Top Snyder aide contradicts his boss on legionella in Flint
FLINT, Mich. --When Governor Rick Snyder testified to Congress in March of 2016 about the water crisis, he was clear about when he first learned about legionella in Flint.
Governor Snyder testified "I learned in December of 2016 and notified people the next day."
But at a hearing on charges against DHHS director Nick Lyon, one of the governor's top aides, Harvey Hollins says his boss was told about legionella earlier than that.
Harvey Hollins was asked when he told the Governor about legionella. "Late in 2015. When specifically? "December 2015."
The testimony came on day four in the case against Lyon.

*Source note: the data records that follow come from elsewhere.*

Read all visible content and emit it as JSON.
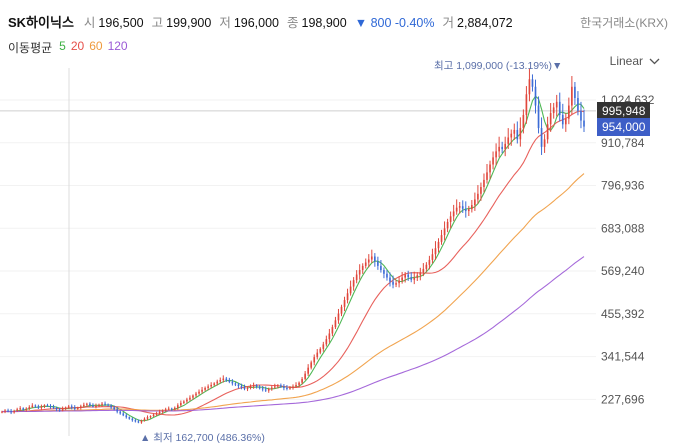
{
  "stock": {
    "name": "SK하이닉스",
    "open_label": "시",
    "open": "196,500",
    "high_label": "고",
    "high": "199,900",
    "low_label": "저",
    "low": "196,000",
    "close_label": "종",
    "close": "198,900",
    "change": "▼ 800 -0.40%",
    "volume_label": "거",
    "volume": "2,884,072",
    "exchange": "한국거래소(KRX)"
  },
  "ma": {
    "title": "이동평균",
    "periods": [
      {
        "label": "5",
        "color": "#3cb043"
      },
      {
        "label": "20",
        "color": "#e6504a"
      },
      {
        "label": "60",
        "color": "#ef9a3c"
      },
      {
        "label": "120",
        "color": "#9b59d6"
      }
    ]
  },
  "scale_selector": {
    "label": "Linear"
  },
  "chart_data": {
    "type": "candlestick",
    "y_ticks": [
      "1,024,632",
      "910,784",
      "796,936",
      "683,088",
      "569,240",
      "455,392",
      "341,544",
      "227,696"
    ],
    "ylim": [
      130000,
      1110000
    ],
    "price_tags": [
      {
        "label": "995,948",
        "value": 995948,
        "color": "#333333"
      },
      {
        "label": "954,000",
        "value": 954000,
        "color": "#3d5ec7"
      }
    ],
    "max_annotation": {
      "text": "최고 1,099,000 (-13.19%)▼",
      "value": 1099000
    },
    "min_annotation": {
      "text": "▲ 최저 162,700 (486.36%)",
      "value": 162700
    },
    "up_color": "#e0473c",
    "down_color": "#3d6cd6",
    "closes": [
      195000,
      198000,
      196000,
      193000,
      197000,
      201000,
      204000,
      200000,
      203000,
      207000,
      211000,
      209000,
      205000,
      208000,
      212000,
      210000,
      207000,
      205000,
      201000,
      198000,
      203000,
      206000,
      209000,
      206000,
      202000,
      205000,
      209000,
      213000,
      216000,
      212000,
      208000,
      210000,
      213000,
      216000,
      214000,
      211000,
      206000,
      201000,
      195000,
      190000,
      185000,
      180000,
      176000,
      172000,
      169000,
      166000,
      171000,
      176000,
      180000,
      183000,
      187000,
      190000,
      194000,
      198000,
      201000,
      203000,
      201000,
      205000,
      212000,
      218000,
      222000,
      227000,
      232000,
      238000,
      243000,
      248000,
      253000,
      258000,
      262000,
      266000,
      270000,
      275000,
      279000,
      283000,
      279000,
      274000,
      270000,
      267000,
      263000,
      259000,
      255000,
      258000,
      262000,
      265000,
      261000,
      257000,
      254000,
      251000,
      255000,
      259000,
      262000,
      265000,
      262000,
      258000,
      256000,
      259000,
      262000,
      266000,
      272000,
      282000,
      296000,
      312000,
      326000,
      340000,
      352000,
      362000,
      374000,
      388000,
      403000,
      420000,
      438000,
      456000,
      474000,
      492000,
      510000,
      528000,
      545000,
      560000,
      572000,
      583000,
      592000,
      600000,
      608000,
      595000,
      583000,
      572000,
      562000,
      552000,
      541000,
      533000,
      537000,
      544000,
      552000,
      560000,
      553000,
      546000,
      551000,
      558000,
      566000,
      575000,
      586000,
      599000,
      614000,
      630000,
      647000,
      665000,
      683000,
      700000,
      715000,
      728000,
      738000,
      742000,
      735000,
      729000,
      734000,
      745000,
      760000,
      775000,
      793000,
      812000,
      832000,
      853000,
      872000,
      888000,
      900000,
      894000,
      908000,
      925000,
      935000,
      945000,
      920000,
      950000,
      985000,
      1040000,
      1080000,
      1060000,
      1010000,
      950000,
      900000,
      920000,
      960000,
      990000,
      1005000,
      1020000,
      985000,
      960000,
      975000,
      1010000,
      1060000,
      1030000,
      995948,
      970000,
      954000
    ]
  }
}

He's accused of involuntary manslaughter and misconduct in office.
But he's staying in the job, which oversees 14,000 state employees.
Earlier, a retired Flint doctor and head of a group charged with investigating what caused the water crisis testified Lyon was quote "glib and dismissive" when he asked Lyon for information on the crisis.
Dr. Lawrence Reynolds says "some people can lie ...I expected a higher level of communication from the director of DHHS, some people have lawyered up."
Dr. Reynolds says he was trying to find out why Flint residents were ignored for so long about lead and legionella.
Legionnaires disease ended up killing at least 12 people in Flint.
Lyon is being charged in connection with one of those deaths.
The case resumes in November.
A hearing for the state's medical examiner Dr. Eden Wells begins on Monday.
She's charged with obstruction of justice and lying to police.